Continuous processes frequently have higher cell densities, which require better mixing and higher power input, according to Onraedt. “Only the newer generation of single-use bioreactors, such as Pall’s bottom-driven impeller system, have suitable designs to enable achievement of the necessary oxygen transfer rates and kLas,” she says.
GE has invested heavily in its process development capabilities to help optimize cell-line performance, cell-culture media and supplement consumption, and biologic quality in a continuous process. The company plans to go deep into the technical and process details for media consumption and harvest operations to determine how single-use bioreactors can be optimized based on how these operations vary, according to Norris.
In addition to developing robust single-use bioreactors, Sartorius developed its new kSep technology to ensure optimized power efficiency during continuous operation. The company has also focused on developing single-use bioreactors that can interface with devices, such as cell retention devices, from different manufacturers and that contain sterile connections for integration with both single-use and stainless-steel sensors.

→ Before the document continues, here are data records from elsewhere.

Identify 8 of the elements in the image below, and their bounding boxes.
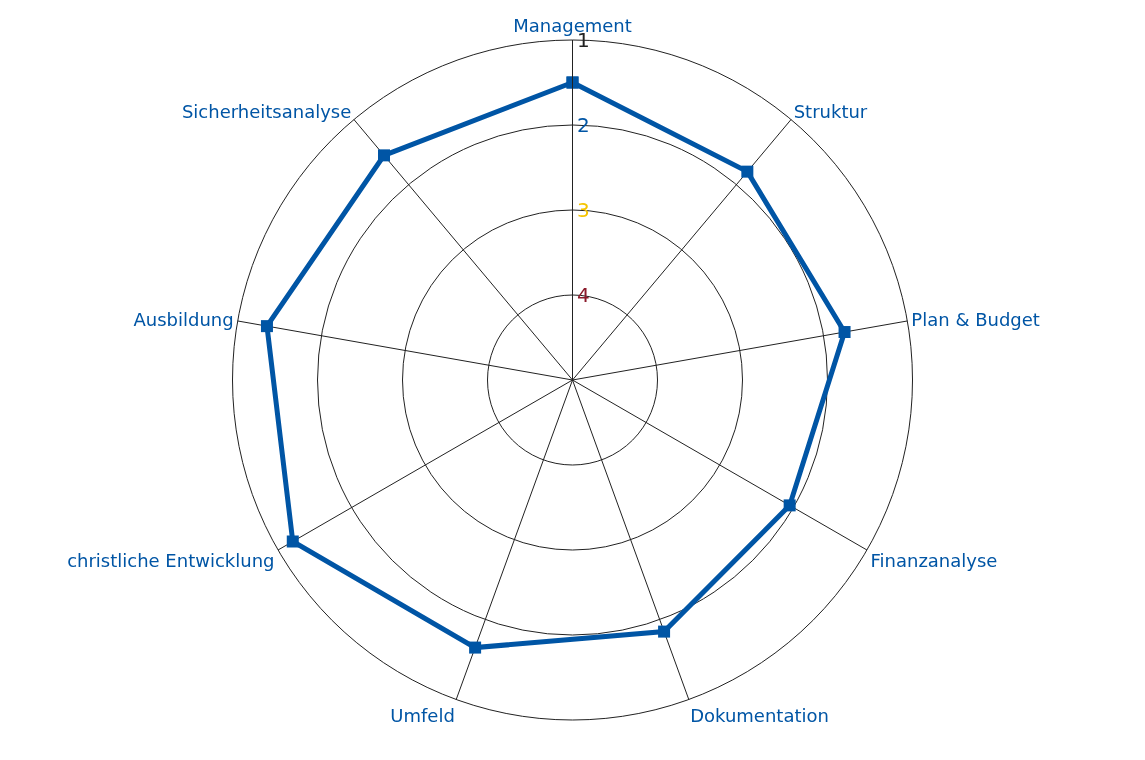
spoke-label: Struktur [793, 100, 868, 122]
spoke-label: Ausbildung [133, 308, 234, 330]
spoke-label: christliche Entwicklung [67, 549, 275, 571]
spoke-label: Sicherheitsanalyse [181, 100, 352, 122]
spoke-label: Dokumentation [690, 705, 829, 727]
spoke-label: Umfeld [390, 705, 455, 727]
spoke-label: Finanzanalyse [870, 549, 998, 571]
spoke-label: Plan & Budget [911, 308, 1040, 330]
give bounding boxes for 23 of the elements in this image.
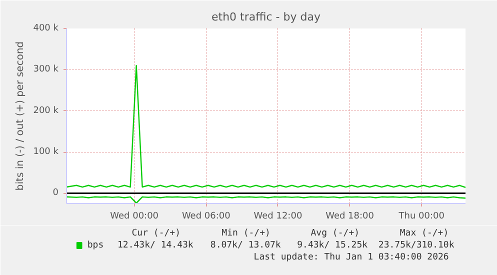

Its control system can also be integrated with different user systems. Sartorius has also introduced a new single-use centrifugation system that allows product recovery from the material removed during the cell bleed step. Currently, this product is typically discarded with the used cells.
1. Markets and Markets, “Single-use Bioreactors Market worth 1,085.7 Million USD by 2021,” Press Release (October 2016).
BioPharm International
Vol. 30, No. 3
Pages: 18–23
When referring to this article, please cite it as C. Challener, “Single-Use Bioreactors Have Reached the Big Time," BioPharm International 30 (3) 2017.